I guess we will offer improvements to packages management in the future but I
am not convinced it will be provided through direct support of archives. Best
regards, Eric / Asobo

@EPelissier Thank you for the precisions and your time Eric. You’re raising
interesting points which are telling me I might have not have been clear
enough about some of these. Please let me explain in more details: - I can
read the console logs reporting when the layout.json size and the actual file
size differ. This tells that the file size must be actually checked at some
point in time, but I understand from your remarks it is not checked at the
time the game is loading the .json file, only when the add-on is effectively
loaded. Is this correct? - Do I also understand correctly that in turn, the
layout.json file, is actually serving the same purpose as the .zip directory
section in my suggestion? - Whether supporting and loading from an archive
gives a speed advantage or not, like anything else in computers, it is a
balance where you’d trade size for speed. The suggestion is not about debating
whether it is faster (which it is from my tests implementing this with X-Plane
11, especially when dealing with lots of small files), but it is about giving
the users a choice to either use flat files and folders which might be faster
eventually, or use compressed folders* even if this loads slower in practice.
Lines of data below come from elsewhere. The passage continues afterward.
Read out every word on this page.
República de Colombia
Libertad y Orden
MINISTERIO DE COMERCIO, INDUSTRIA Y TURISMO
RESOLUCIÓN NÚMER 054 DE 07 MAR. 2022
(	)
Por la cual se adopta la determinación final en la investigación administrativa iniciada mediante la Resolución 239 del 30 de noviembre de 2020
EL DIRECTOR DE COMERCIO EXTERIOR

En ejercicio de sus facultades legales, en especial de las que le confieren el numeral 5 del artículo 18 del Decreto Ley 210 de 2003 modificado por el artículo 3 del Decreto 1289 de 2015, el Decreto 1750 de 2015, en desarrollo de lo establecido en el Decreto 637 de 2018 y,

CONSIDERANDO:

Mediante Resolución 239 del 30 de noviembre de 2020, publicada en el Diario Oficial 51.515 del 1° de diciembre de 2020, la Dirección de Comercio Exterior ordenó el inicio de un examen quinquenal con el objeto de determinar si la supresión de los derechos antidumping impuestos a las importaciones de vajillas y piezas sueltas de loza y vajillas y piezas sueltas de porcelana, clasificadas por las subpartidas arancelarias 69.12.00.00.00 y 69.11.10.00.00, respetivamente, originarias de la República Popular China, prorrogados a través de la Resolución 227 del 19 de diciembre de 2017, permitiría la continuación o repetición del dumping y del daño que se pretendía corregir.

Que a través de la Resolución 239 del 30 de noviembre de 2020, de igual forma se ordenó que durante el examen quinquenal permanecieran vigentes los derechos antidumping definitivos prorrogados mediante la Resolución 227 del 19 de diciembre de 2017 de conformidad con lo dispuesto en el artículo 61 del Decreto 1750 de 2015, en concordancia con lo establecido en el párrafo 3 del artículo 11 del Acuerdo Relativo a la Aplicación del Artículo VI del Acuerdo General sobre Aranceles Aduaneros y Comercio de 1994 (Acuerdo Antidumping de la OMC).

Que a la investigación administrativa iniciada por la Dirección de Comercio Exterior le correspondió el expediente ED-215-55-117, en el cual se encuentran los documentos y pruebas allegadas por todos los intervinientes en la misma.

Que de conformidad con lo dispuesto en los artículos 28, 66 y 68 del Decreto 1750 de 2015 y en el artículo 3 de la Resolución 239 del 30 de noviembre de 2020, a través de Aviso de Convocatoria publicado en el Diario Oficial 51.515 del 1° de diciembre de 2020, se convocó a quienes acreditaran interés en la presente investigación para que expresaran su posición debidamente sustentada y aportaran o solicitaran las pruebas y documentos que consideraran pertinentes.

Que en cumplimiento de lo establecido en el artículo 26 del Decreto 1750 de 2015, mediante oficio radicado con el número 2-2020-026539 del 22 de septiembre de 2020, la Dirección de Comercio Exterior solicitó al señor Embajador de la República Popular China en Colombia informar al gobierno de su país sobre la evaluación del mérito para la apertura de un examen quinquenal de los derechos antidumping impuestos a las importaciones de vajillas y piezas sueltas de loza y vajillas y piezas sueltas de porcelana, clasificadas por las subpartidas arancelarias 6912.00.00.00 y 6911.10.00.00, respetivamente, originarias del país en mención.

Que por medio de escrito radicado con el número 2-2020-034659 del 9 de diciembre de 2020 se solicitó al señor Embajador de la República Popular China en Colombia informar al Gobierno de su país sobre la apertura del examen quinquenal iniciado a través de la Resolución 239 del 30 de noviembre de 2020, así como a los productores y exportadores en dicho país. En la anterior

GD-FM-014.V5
From my experience, users know what they are doing and whether they prefer
incurring any load cost or storage cost when it is clearly explained to them.
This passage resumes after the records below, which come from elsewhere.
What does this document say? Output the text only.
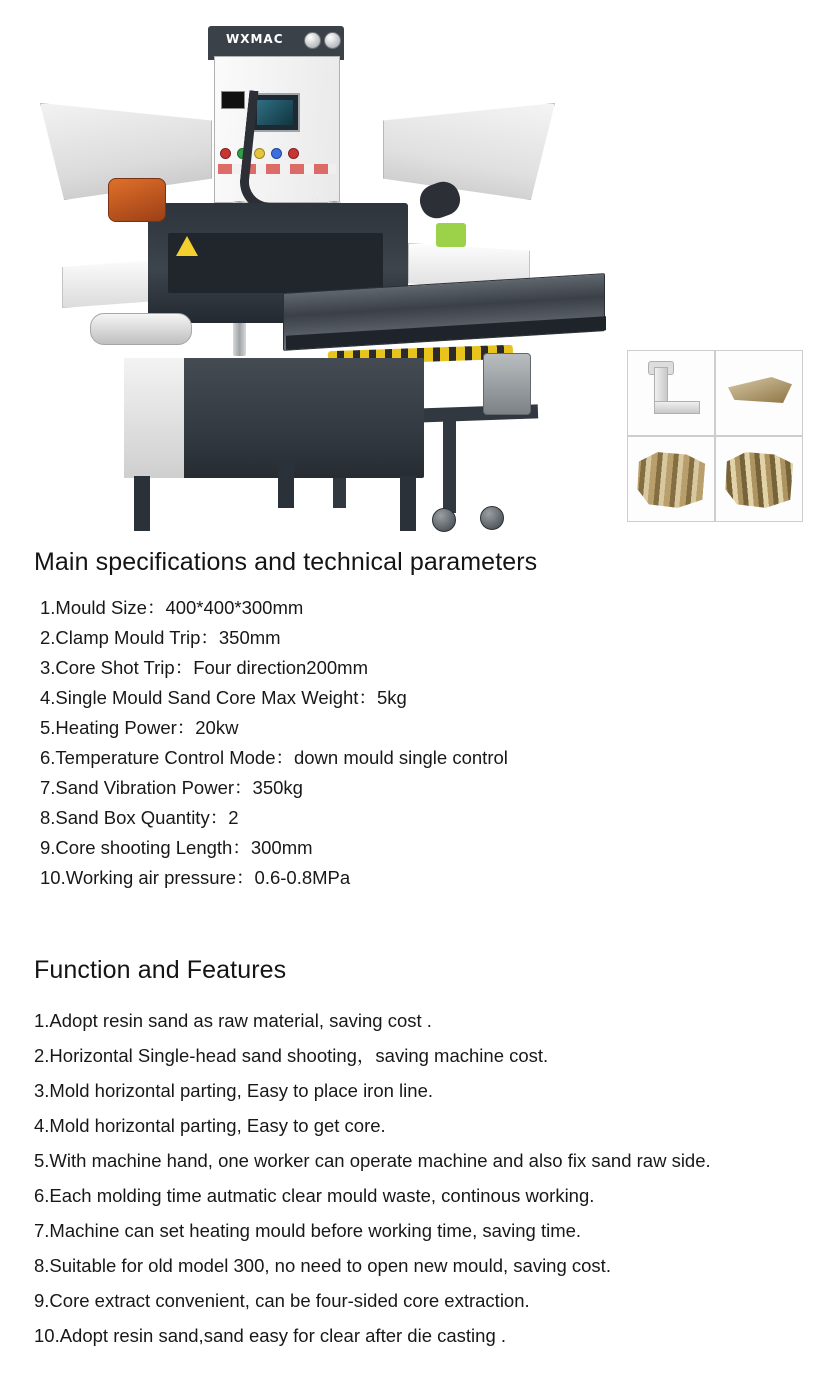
WXMAC
Main specifications and technical parameters
1.Mould Size：400*400*300mm
2.Clamp Mould Trip：350mm
3.Core Shot Trip：Four direction200mm
4.Single Mould Sand Core Max Weight：5kg
5.Heating Power：20kw
6.Temperature Control Mode：down mould single control
7.Sand Vibration Power：350kg
8.Sand Box Quantity：2
9.Core shooting Length：300mm
10.Working air pressure：0.6-0.8MPa
Function and Features
1.Adopt resin sand as raw material, saving cost .
2.Horizontal Single-head sand shooting，saving machine cost.
3.Mold horizontal parting, Easy to place iron line.
4.Mold horizontal parting, Easy to get core.
5.With machine hand, one worker can operate machine and also fix sand raw side.
6.Each molding time autmatic clear mould waste, continous working.
7.Machine can set heating mould before working time, saving time.
8.Suitable for old model 300, no need to open new mould, saving cost.
9.Core extract convenient, can be four-sided core extraction.
10.Adopt resin sand,sand easy for clear after die casting .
Those who don’t know or can’t know won’t be using the system anyhow and
therefore this won’t change anything. Those who know will take advantage of
it, where “advantage” could mean taking less disk space and managing add-ons
easily for them for example. - The filter idea makes probably more sense when
used in the context of an archive, because in this case, the information set
forth in the .json would already be found in the archive directory header
(file path, name, size, flags, attributes, date). Having said this, the filter
idea I’m exposing here is also about having a practical inclusion/exclusion
system, given that nearly 99% addons are only adding and not replacing files,
and these files are all in the addons subfolders, and some of these files
(documentation pdf etc…) have usually no reason to be referenced in the
.json in my opinion. If the purpose of setting the size in the json file is to
preemptively reduce disk access cost when loading the files, then if I
understand correctly it is only when the actual files are loaded. In this
case, if this adds delays or access cost, the same reasoning as above still
remains: the informed user knows it is easier to reference with a wildcard,
but it can cause additional lookup and loading time. - It seemed to me the
archives you’re distributing are already the equivalent of .zip files in
disguise with an XML companion telling what files to add, what files to
delete, and what files to patch, and this is not what this is about here. The
idea above is solely for users managing their add-ons (i.e. the addon you
download from an add-on site like flightsim.to) and/or
for vendors publishing their add-ons outside the Microsoft Marketplace.
Therefore I do not see this suggestion as something to widely apply to all the
FS2020 own distributed packages. This idea is only about adding a VFS mounting
option supporting archives (.zip/7z) and in practice, this will most likely be
only used by users putting files in the Community folder themselves. *In the
form of a .zip/7z for both the convenience at the user side and at the
implementation side because these archive formats are very well supported API
wise and have readily available user facing tooling.